Wednesday, October 9, 2013

Art - the Gift that Keeps on Giving

A new term has started and here I am, furiously dogpaddling to stay above the work load! It's week 2, which means that thesis topics need to be brewing in my mind, and soon (hopefully) percolating down through my fingers, into nicely written papers.

For one class I have to choose an ancient work of art that has been reused and write a paper about it. Upon thinking hard about this, I came up blank. Of course I could think of examples of reused works: the Mona Lisa, American Gothic, Michelangelo's David, the Birth of Venus--but none of these were from the right time period!

So I panicked a little.

Since then examples have been popping into my mind at the most random times. For example:
 

Venus of Samothrace, Greek



Unique Forms of Continuity in Space, Umberto Boccioni
Or this one:
 
 

Detail from mosaic of Alexander the Great


Detail from Guernica, Pablo Picasso
 All right, maybe that's just a similarity, not a reuse. But what about this one:


 

Kouros, Greek

Kouros, Isamu Noguchi
                       
 And what about this?
 

Venus of Laussel

     
Woman I, Willem de Kooning

The point is that there are plenty of examples of reused images in art--all of mine are modern, but that's just because I know modern art best. It's easy to say that modern works are indebted to their antecedents, whether directly or indirectly, because isn't this true? By studying the art of the past, modern artists have set themselves up to think about old themes, old styles, old works of art. Imitation could very well be accidental in some of the cases above, and it shouldn't be surprising that certain themes recur through art again and again even without any relation.

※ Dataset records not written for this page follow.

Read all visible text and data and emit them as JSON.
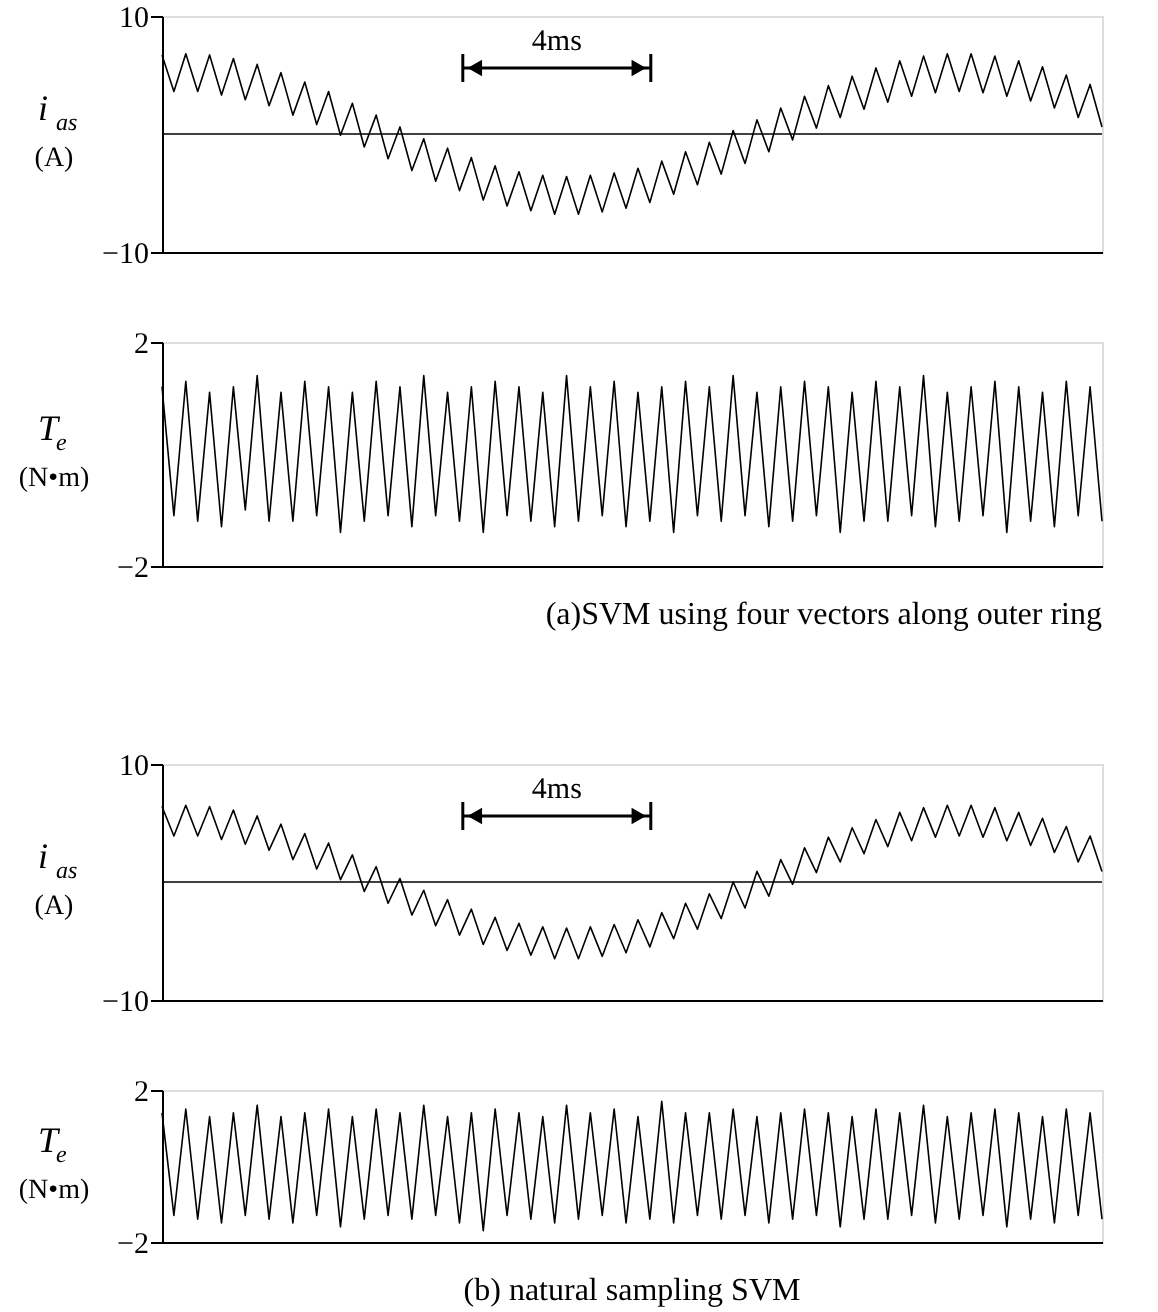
{
  "chart_data": [
    {
      "type": "line",
      "categories": [
        null,
        null,
        null,
        null,
        null,
        null,
        null,
        null,
        null,
        null,
        null,
        null,
        null,
        null,
        null,
        null,
        null,
        null,
        null,
        null,
        null,
        null,
        null,
        null,
        null,
        null,
        null,
        null,
        null,
        null,
        null,
        null,
        null,
        null,
        null,
        null,
        null,
        null,
        null,
        null,
        null,
        null,
        null,
        null,
        null,
        null,
        null,
        null,
        null,
        null,
        null,
        null,
        null,
        null,
        null,
        null,
        null,
        null,
        null,
        null,
        null,
        null,
        null,
        null,
        null,
        null,
        null,
        null,
        null,
        null,
        null,
        null,
        null,
        null,
        null,
        null,
        null,
        null,
        null,
        null
      ],
      "series": [
        {
          "color": "#000000",
          "values": [
            6.7,
            3.6,
            6.8,
            3.6,
            6.7,
            3.3,
            6.4,
            2.9,
            5.9,
            2.4,
            5.2,
            1.6,
            4.4,
            0.8,
            3.6,
            -0.1,
            2.6,
            -1.1,
            1.6,
            -2.1,
            0.6,
            -3.1,
            -0.4,
            -4.0,
            -1.2,
            -4.8,
            -2.0,
            -5.6,
            -2.7,
            -6.1,
            -3.2,
            -6.5,
            -3.5,
            -6.8,
            -3.6,
            -6.8,
            -3.5,
            -6.6,
            -3.3,
            -6.3,
            -2.9,
            -5.8,
            -2.3,
            -5.1,
            -1.5,
            -4.3,
            -0.7,
            -3.4,
            0.3,
            -2.5,
            1.2,
            -1.5,
            2.2,
            -0.5,
            3.2,
            0.5,
            4.1,
            1.4,
            4.9,
            2.1,
            5.6,
            2.7,
            6.2,
            3.2,
            6.6,
            3.5,
            6.8,
            3.6,
            6.8,
            3.5,
            6.6,
            3.2,
            6.2,
            2.8,
            5.7,
            2.2,
            5.0,
            1.4,
            4.2,
            0.6
          ]
        }
      ],
      "ylim": [
        -10,
        10
      ],
      "yticks": [
        -10,
        10
      ],
      "ylabel": "i$_{as}$ (A)",
      "tick_labels": "y",
      "ref_lines": [
        {
          "axis": "y",
          "value": 0,
          "color": "#000000"
        }
      ],
      "annotations": [
        "4ms"
      ]
    },
    {
      "type": "line",
      "categories": [
        null,
        null,
        null,
        null,
        null,
        null,
        null,
        null,
        null,
        null,
        null,
        null,
        null,
        null,
        null,
        null,
        null,
        null,
        null,
        null,
        null,
        null,
        null,
        null,
        null,
        null,
        null,
        null,
        null,
        null,
        null,
        null,
        null,
        null,
        null,
        null,
        null,
        null,
        null,
        null,
        null,
        null,
        null,
        null,
        null,
        null,
        null,
        null,
        null,
        null,
        null,
        null,
        null,
        null,
        null,
        null,
        null,
        null,
        null,
        null,
        null,
        null,
        null,
        null,
        null,
        null,
        null,
        null,
        null,
        null,
        null,
        null,
        null,
        null,
        null,
        null,
        null,
        null,
        null,
        null
      ],
      "series": [
        {
          "color": "#000000",
          "values": [
            1.2,
            -1.1,
            1.3,
            -1.2,
            1.1,
            -1.3,
            1.2,
            -1.0,
            1.4,
            -1.2,
            1.1,
            -1.2,
            1.3,
            -1.1,
            1.2,
            -1.4,
            1.1,
            -1.2,
            1.3,
            -1.1,
            1.2,
            -1.3,
            1.4,
            -1.1,
            1.1,
            -1.2,
            1.2,
            -1.4,
            1.3,
            -1.1,
            1.2,
            -1.2,
            1.1,
            -1.3,
            1.4,
            -1.2,
            1.2,
            -1.1,
            1.3,
            -1.3,
            1.1,
            -1.2,
            1.2,
            -1.4,
            1.3,
            -1.1,
            1.2,
            -1.2,
            1.4,
            -1.1,
            1.1,
            -1.3,
            1.2,
            -1.2,
            1.3,
            -1.1,
            1.2,
            -1.4,
            1.1,
            -1.2,
            1.3,
            -1.2,
            1.2,
            -1.1,
            1.4,
            -1.3,
            1.1,
            -1.2,
            1.2,
            -1.1,
            1.3,
            -1.4,
            1.2,
            -1.2,
            1.1,
            -1.3,
            1.3,
            -1.1,
            1.2,
            -1.2
          ]
        }
      ],
      "ylim": [
        -2,
        2
      ],
      "yticks": [
        -2,
        2
      ],
      "ylabel": "T$_{e}$ (N•m)",
      "tick_labels": "y",
      "annotations": [
        "(a)SVM using four vectors along outer ring"
      ]
    },
    {
      "type": "line",
      "categories": [
        null,
        null,
        null,
        null,
        null,
        null,
        null,
        null,
        null,
        null,
        null,
        null,
        null,
        null,
        null,
        null,
        null,
        null,
        null,
        null,
        null,
        null,
        null,
        null,
        null,
        null,
        null,
        null,
        null,
        null,
        null,
        null,
        null,
        null,
        null,
        null,
        null,
        null,
        null,
        null,
        null,
        null,
        null,
        null,
        null,
        null,
        null,
        null,
        null,
        null,
        null,
        null,
        null,
        null,
        null,
        null,
        null,
        null,
        null,
        null,
        null,
        null,
        null,
        null,
        null,
        null,
        null,
        null,
        null,
        null,
        null,
        null,
        null,
        null,
        null,
        null,
        null,
        null,
        null,
        null
      ],
      "series": [
        {
          "color": "#000000",
          "values": [
            6.4,
            3.9,
            6.5,
            3.9,
            6.4,
            3.6,
            6.1,
            3.2,
            5.6,
            2.7,
            4.9,
            1.9,
            4.1,
            1.1,
            3.3,
            0.2,
            2.3,
            -0.8,
            1.3,
            -1.8,
            0.3,
            -2.8,
            -0.7,
            -3.7,
            -1.5,
            -4.5,
            -2.3,
            -5.3,
            -3.0,
            -5.8,
            -3.5,
            -6.2,
            -3.8,
            -6.5,
            -3.9,
            -6.5,
            -3.8,
            -6.3,
            -3.6,
            -6.0,
            -3.2,
            -5.5,
            -2.6,
            -4.8,
            -1.8,
            -4.0,
            -1.0,
            -3.1,
            0.0,
            -2.2,
            0.9,
            -1.2,
            1.9,
            -0.2,
            2.9,
            0.8,
            3.8,
            1.7,
            4.6,
            2.4,
            5.3,
            3.0,
            5.9,
            3.5,
            6.3,
            3.8,
            6.5,
            3.9,
            6.5,
            3.8,
            6.3,
            3.5,
            5.9,
            3.1,
            5.4,
            2.5,
            4.7,
            1.7,
            3.9,
            0.9
          ]
        }
      ],
      "ylim": [
        -10,
        10
      ],
      "yticks": [
        -10,
        10
      ],
      "ylabel": "i$_{as}$ (A)",
      "tick_labels": "y",
      "ref_lines": [
        {
          "axis": "y",
          "value": 0,
          "color": "#000000"
        }
      ],
      "annotations": [
        "4ms"
      ]
    },
    {
      "type": "line",
      "categories": [
        null,
        null,
        null,
        null,
        null,
        null,
        null,
        null,
        null,
        null,
        null,
        null,
        null,
        null,
        null,
        null,
        null,
        null,
        null,
        null,
        null,
        null,
        null,
        null,
        null,
        null,
        null,
        null,
        null,
        null,
        null,
        null,
        null,
        null,
        null,
        null,
        null,
        null,
        null,
        null,
        null,
        null,
        null,
        null,
        null,
        null,
        null,
        null,
        null,
        null,
        null,
        null,
        null,
        null,
        null,
        null,
        null,
        null,
        null,
        null,
        null,
        null,
        null,
        null,
        null,
        null,
        null,
        null,
        null,
        null,
        null,
        null,
        null,
        null,
        null,
        null,
        null,
        null,
        null,
        null
      ],
      "series": [
        {
          "color": "#000000",
          "values": [
            1.4,
            -1.3,
            1.5,
            -1.4,
            1.3,
            -1.5,
            1.4,
            -1.3,
            1.6,
            -1.4,
            1.3,
            -1.5,
            1.4,
            -1.3,
            1.5,
            -1.6,
            1.3,
            -1.4,
            1.5,
            -1.3,
            1.4,
            -1.4,
            1.6,
            -1.3,
            1.3,
            -1.5,
            1.4,
            -1.7,
            1.5,
            -1.3,
            1.4,
            -1.4,
            1.3,
            -1.5,
            1.6,
            -1.4,
            1.4,
            -1.3,
            1.5,
            -1.5,
            1.3,
            -1.4,
            1.7,
            -1.5,
            1.4,
            -1.3,
            1.4,
            -1.4,
            1.5,
            -1.3,
            1.3,
            -1.5,
            1.4,
            -1.4,
            1.5,
            -1.3,
            1.4,
            -1.6,
            1.3,
            -1.4,
            1.5,
            -1.4,
            1.4,
            -1.3,
            1.6,
            -1.5,
            1.3,
            -1.4,
            1.4,
            -1.3,
            1.5,
            -1.6,
            1.4,
            -1.4,
            1.3,
            -1.5,
            1.5,
            -1.3,
            1.4,
            -1.4
          ]
        }
      ],
      "ylim": [
        -2,
        2
      ],
      "yticks": [
        -2,
        2
      ],
      "ylabel": "T$_{e}$ (N•m)",
      "tick_labels": "y",
      "annotations": [
        "(b) natural sampling SVM"
      ]
    }
  ]
}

At the same time, it's in our nature as human beings to compare the new to the old, to hold one image up in light of those that have come before. Because new art should be new, but at the same time must be comprehensible, meaning that it must have some connection to what we already consider art. Whether artists draw visual or thematic cues from the past, they undoubtedly do draw something. Has any art ever been created in a vacuum? I don't think it's possible, as no person lives in a vacuum. We are all a product of our influences and experiences, whether in life or art.